As a reminder, we define irrational behavior as anything that’s sub-optimal behavior.  It’s logical to think that investors behave rationally and make optimal decisions – but it’s not reality.

Most of the time, we are pointing this irrational behavior out in the context of portfolio management.  Unfortunately, this is not the only scenario in which it applies in the investment world – it’s much broader than that, it applies to the choice of a financial adviser as well.

When choosing somebody to assist you in managing your money – that decision should be based on nothing other than who, within your opportunity set, can best help you leverage your investable assets to maximize the benefit, not just for present day you…but for FUTURE you.

What should be considered?  Broadly speaking, here are two points:

  • Expertise – Do they have an expertise?  Can they prove it – not in words, but with data?
  • Structure – Are you accessing their expertise as efficiently as possible, or can you get access to similar expertise at a lower cost? What all parties are involved? Demand to not just see, but UNDERSTAND all costs associated.

We urge investors to do the following:

  1. Don’t associate different with risk – Investigate what makes a potential offering different and if that difference is truly valuable. Just because something may be different than what you are familiar with does not make it risky.
  2. Hold your current financial person accountable.  Demand to be educated on the what and why of your relationship – cost, strategy, etc.  Demand transparency, the answers to your questions should be easily found.  Be sure there is value there and that it can be demonstrated.  
  3. Investigate your options.  Don’t make decisions because of familiarity – don’t keep doing what you are doing because that’s all you have ever done.  Just because it’s what you have always done doesn’t mean it doesn’t stink.

Relationships in the financial services industry are important.  In fact, they are the root of what we call Investor Inertia (not sure if anybody else uses this phrase – can we trademark it?).  Investor Inertia is when investors stay invested with and how they currently are even when shown a better opportunity.   That decision is based on familiarity or not wanting to hurt somebody else’s feelings.  Financial decisions should not be based on feelings or familiarity.

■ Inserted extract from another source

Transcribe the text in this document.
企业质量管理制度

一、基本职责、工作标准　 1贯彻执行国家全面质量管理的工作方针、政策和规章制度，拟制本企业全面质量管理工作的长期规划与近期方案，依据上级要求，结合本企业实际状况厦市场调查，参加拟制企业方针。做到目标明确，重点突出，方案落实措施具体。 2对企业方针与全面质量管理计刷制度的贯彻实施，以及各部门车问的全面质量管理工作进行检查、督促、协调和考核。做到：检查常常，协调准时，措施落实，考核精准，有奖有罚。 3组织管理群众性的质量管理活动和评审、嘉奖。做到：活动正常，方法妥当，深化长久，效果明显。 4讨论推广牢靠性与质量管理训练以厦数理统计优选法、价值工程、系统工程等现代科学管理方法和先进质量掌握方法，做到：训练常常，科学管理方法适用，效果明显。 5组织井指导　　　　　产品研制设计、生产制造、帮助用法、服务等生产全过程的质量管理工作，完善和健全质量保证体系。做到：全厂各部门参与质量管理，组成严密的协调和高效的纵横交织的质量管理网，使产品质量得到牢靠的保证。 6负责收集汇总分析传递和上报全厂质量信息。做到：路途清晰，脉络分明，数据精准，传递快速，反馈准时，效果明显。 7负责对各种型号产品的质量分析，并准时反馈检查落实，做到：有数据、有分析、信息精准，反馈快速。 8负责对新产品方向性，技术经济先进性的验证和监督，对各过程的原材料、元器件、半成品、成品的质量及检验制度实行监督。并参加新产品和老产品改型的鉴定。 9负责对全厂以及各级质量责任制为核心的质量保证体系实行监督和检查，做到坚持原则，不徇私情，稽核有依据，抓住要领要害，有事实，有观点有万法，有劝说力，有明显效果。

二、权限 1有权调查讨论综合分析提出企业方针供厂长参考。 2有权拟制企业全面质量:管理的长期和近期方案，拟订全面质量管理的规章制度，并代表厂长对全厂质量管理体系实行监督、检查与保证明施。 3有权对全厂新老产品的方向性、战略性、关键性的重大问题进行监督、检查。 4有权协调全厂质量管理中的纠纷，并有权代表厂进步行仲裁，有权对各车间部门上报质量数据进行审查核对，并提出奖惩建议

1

I am a witness to the power of Investor Inertia, which I cannot claim to understand, but what I can claim to understand is the power of TIME.  Time is the most influential asset of them all.  The more you have of it, the more it’s effects will be felt – both Good and Bad.  Think about that:

Bad decisions today will be amplified tomorrow.  

The consequences of bad decisions today will manifest as opportunity costs.  It’s your hard earned money we are talking about here, don’t let the driver of your decisions be familiarity or feelings, or anything else that’s irrelevant to your success as an investor.   Review your current situation – the structure, the strategy, learn why, demand transparency.  Make sure you are maximizing your future benefits today.